According to the invention, the racks may be removed and replaced by an apparatus which comprises a carriage 1 suspended from a pair of rails 2 mounted on the underside of the casting floor 12 and driven therealong by a motor 28 and a pinion 29 which can mesh with rack teeth on the underside of one of the rails 2.
The carriage is thus displaceable above the horizontal stretches of the various casting lines transversely of the planes thereof and across the entire set of casting lines and advantageously therebeyond at which a station (not shown) is provided for the deposition and pickup of guide and support racks removed from the set 10 or adapted to form the set 10.
The carriage 1 defines a horizontal axis 3 which can be located approximately at the centers of curvature of the rack sets 10, arm 4 received in a housing 30 being pivotally mounted to swing about the axis 3. To this end, the housing 30 is formed with a gear 31 meshing with a pinion 32 and driven by a motor 33.
The housing 33 carries the arm 4 which comprises an outer member 34 forming a hydraulic cylinder for a piston 35 at one end of a member 36 which can be extended from or drawn into the cylinder in the direction of arrow 37 by hydraulic fluid supplied to the compartments on opposite sides of the piston 35 by a control valve arrangement represented diagrammatically at 38 and, for example, operable from a remote location. The piston 35 forms "second drive means" on the carriage 1.
The free end of arm 4 defines an axis 5 which, like the axis 3, is horizontal and transverse to the direction of movement of the casting.
A support and clamping mechanism 6 is pivotally mounted about this axis on the free end of the arm so as to be able to swing through 90°, this mechanism comprising a support arm 7 which engages beneath a laterally projecting pin 9, and a locking arm 8 which engages the other projection of the rack and is shown to be fulcrummed on the arm 7. The arm 7 is displaced by a cylinder 40, shown to be on the carriage 1 and forming a "fourth drive means", as determined by the actuation of a control 41. The locking bar 8 is operated by a cylinder 42 whose controller is shown at 43 and which is also shown to be on the carriage 1 as a "fifth drive means".
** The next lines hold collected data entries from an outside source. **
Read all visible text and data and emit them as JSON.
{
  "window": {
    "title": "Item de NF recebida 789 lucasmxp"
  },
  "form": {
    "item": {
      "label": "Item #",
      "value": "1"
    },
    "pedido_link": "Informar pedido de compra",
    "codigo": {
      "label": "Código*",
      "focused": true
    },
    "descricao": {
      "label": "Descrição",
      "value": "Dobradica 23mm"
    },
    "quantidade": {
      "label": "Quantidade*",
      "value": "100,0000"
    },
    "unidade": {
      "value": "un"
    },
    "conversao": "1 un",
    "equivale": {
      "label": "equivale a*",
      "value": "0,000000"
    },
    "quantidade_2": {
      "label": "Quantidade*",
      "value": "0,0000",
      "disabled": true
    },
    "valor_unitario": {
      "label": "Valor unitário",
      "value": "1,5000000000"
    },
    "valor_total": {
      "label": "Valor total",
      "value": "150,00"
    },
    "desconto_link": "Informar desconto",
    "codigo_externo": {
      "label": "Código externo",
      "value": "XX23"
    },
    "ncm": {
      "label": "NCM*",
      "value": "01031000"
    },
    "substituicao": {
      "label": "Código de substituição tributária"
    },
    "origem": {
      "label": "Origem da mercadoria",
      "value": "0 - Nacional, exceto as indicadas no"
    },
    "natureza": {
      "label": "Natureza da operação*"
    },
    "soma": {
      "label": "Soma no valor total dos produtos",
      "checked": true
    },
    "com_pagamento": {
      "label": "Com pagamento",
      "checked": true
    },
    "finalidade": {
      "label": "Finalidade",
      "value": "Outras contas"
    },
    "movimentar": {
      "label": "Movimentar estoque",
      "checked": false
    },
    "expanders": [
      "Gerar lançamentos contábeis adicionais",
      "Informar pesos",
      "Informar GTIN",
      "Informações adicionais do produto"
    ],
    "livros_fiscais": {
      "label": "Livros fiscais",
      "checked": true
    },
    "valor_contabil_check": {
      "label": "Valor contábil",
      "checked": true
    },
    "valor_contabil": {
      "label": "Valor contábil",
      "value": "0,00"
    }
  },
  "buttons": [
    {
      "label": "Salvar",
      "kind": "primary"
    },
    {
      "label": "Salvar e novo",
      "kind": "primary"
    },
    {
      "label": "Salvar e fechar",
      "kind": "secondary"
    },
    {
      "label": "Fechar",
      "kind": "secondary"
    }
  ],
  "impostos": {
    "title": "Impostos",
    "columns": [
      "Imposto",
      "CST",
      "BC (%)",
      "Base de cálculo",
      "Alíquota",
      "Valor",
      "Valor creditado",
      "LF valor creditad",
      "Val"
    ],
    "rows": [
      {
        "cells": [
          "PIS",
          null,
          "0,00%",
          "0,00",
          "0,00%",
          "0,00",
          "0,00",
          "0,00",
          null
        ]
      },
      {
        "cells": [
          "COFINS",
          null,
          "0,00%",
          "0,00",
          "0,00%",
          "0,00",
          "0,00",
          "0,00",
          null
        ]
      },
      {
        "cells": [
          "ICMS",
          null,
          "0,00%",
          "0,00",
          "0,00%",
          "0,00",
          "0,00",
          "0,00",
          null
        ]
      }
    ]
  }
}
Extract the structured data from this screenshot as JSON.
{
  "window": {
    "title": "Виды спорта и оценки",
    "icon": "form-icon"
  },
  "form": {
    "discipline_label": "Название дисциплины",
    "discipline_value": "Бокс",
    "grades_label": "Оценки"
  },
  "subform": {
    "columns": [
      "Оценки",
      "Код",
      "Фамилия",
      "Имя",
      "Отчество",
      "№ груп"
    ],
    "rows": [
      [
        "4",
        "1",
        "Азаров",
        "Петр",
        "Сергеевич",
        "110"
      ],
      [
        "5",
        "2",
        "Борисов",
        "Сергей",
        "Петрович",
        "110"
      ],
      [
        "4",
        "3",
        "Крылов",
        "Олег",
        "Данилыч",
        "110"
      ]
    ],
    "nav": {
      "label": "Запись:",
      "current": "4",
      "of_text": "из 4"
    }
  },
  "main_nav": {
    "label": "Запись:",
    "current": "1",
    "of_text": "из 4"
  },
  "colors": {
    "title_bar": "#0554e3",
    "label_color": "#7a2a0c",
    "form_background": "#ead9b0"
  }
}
The support arm 7 also carries a burner 44 supplied with oxygen and acetylene, for example, and adapted to be juxtaposed with the continuous casting and positioned by the arms 4 and 7. Upon movement of the carriage 1 along the rails 2 a particularly clean cut can be produced across the width of the casting so that a rack can be rapidly cut loose without waiting for the cast end to pass by. The burner control is represented at 45.
The positioning of the arms and the operating sequence are controlled, e.g. by a keyboard signal transmitter 46 at a remote location using conventional servomechanism technology.
The operating sequence provided by the controller 46 requires first that the carriage be moved so that its arm 4 is coplanar with the casting line in which a support or guide rack is to be replaced and/or from which a rack is to be removed. The motor 33 then positions the free end of the arm 4 in juxtaposition with one of the racks, the support arm 7 and the locking arm 8 are engaged with the rack and the arm 4 is retracted to withdraw the rack in the direction of arrow 48.
The retraction of arm 4 shifts the rack by an amount greater than the depth dimension D of the rack so that further movement of the carriage 1 can enable the rack to clear any projections or edges of adjoining racks.
If the rack is not free from a casting strand, the burner is juxtaposed with a slot S, for example, between two racks and the burner is brought into play to sever the continuous casting strand and enable movement of the carriage 1 with the rack transversely to the direction of movement of the casting. The rack can also clear the cooling chamber walls shown at 11.
While the racks of one casting line are being changed, an adjacent rack can remain operative to ensure a continuous output. The invention increases the productivity of the apparatus and affords the possibility of complete automation so that danger to operating personnel is excluded.